Meet mighty mouse

Meet mighty mouse

From:  
MX vertical mouse, by Logitech ****

The MX vertical was released from the globally renowned computer peripheral company Logitech, back in August. With a significant amount of research and product development poured into the realisation of this product, you’d expect to be able to notice the differences that set this apart from your everyday ergonomic mouse, and you can.

In the past, computing peripherals have been split into three main categories; premium and niche products, mass produced equipment for offices and school, and ergonomic. What Logitech has elegantly done with the MX vertical, is mix premium materials and parts with a van-load of research about how us mortals interact with technology, in this case via a mouse.

The MX vertical is largely accepted as the best vertical mouse on the market. That being said, its new approach angle of 57 degrees isn’t for everyone. Some of those who tested it here at Modern Work said that the 57 degree angle was putting an uncomfortable strain on their arms.

Weather this is down to just not being used to it or a disposition, we’ll never know. Personally, however, I can’t complain about the angle or ergonomics of the mouse. I would have liked to see a slightly softer rubberised texture on the contact points for my thumb and little finger as I wasn’t fully confident I wouldn’t drop it when picking it up to move my cursor over multiple screens.

I also found that with larger hands its typical for my pinkie finger to contact the desk, occasionally causing friction. This may all sound a bit nit-picky, but we’re talking about a computer mouse that costs two overpriced coffees shy of £100, which is quite the price tag for a mouse.

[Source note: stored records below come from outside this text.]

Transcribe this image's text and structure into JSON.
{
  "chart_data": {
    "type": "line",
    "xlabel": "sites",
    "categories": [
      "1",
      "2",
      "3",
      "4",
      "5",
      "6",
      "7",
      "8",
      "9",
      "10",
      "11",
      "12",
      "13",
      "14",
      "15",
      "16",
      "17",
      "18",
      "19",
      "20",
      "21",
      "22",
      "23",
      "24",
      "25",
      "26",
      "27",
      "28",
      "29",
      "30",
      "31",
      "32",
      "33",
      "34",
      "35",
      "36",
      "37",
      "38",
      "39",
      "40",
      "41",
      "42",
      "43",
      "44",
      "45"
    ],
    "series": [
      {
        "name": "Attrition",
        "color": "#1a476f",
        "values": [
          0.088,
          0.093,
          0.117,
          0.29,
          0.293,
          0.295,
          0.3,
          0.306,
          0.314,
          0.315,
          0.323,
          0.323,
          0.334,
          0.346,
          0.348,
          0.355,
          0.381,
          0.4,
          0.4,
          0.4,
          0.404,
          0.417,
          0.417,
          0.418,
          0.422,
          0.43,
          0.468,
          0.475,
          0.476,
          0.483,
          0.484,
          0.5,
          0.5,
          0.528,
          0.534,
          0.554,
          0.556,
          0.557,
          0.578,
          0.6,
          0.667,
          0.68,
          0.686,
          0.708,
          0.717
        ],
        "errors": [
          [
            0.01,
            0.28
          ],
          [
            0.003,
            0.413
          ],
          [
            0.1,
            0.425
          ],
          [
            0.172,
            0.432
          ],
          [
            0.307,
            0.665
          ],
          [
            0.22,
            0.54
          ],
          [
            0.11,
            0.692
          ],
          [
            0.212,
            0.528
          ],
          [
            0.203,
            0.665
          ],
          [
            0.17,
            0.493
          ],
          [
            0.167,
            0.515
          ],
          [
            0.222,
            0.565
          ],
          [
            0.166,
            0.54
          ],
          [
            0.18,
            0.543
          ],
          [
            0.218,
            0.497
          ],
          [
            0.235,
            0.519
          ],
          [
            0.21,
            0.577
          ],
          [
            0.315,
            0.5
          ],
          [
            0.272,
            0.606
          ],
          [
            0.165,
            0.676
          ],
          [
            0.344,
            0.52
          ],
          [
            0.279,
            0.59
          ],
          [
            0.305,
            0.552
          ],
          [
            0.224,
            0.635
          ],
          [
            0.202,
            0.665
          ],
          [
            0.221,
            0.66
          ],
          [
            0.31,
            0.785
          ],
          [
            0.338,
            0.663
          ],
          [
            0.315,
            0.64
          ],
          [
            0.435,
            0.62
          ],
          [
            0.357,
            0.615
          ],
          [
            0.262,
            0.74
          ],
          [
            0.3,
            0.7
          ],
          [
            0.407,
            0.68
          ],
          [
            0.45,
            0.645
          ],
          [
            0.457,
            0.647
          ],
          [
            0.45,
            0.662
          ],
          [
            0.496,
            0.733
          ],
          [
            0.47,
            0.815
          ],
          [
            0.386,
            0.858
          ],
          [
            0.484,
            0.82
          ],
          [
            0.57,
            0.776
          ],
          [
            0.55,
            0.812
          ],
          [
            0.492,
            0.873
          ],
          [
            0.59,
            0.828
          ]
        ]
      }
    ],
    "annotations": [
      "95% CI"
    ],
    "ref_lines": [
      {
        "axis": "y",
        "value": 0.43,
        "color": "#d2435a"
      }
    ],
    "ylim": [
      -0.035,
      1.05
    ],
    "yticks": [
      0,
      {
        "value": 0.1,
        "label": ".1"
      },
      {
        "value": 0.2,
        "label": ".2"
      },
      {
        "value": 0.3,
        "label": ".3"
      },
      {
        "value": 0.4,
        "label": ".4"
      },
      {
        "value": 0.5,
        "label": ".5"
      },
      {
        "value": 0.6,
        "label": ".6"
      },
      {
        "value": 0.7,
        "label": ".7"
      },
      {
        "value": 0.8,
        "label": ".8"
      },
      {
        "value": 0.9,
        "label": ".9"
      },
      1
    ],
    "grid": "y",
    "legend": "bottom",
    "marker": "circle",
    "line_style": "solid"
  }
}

The mouse is wireless and can interact with the computer over bluetooth or over Logitech’s own unifying technology, which has proved to be vastly superior for this application. To charge, the MX vertical uses the new USB standard — the USB-C connector — which also converts it into a more traditional wired mouse while it charges, a common but useful feature. 

The MX vertical boasts a 4,000 DPI high-precision sensor, something that people with a preference for ultra-high mouse sensitivity and accuracy will appreciate.

In summary, the MX vertical has proved it self to be a high quality, well researched ergonomic mouse. It may not be for everyone, so I’d recommend giving it a test before you buy, if you can. Would I get one myself? If I found myself interacting with my computer for longer periods of time, I’d definitely consider it as a top rank contender as a sleek ergonomic mouse.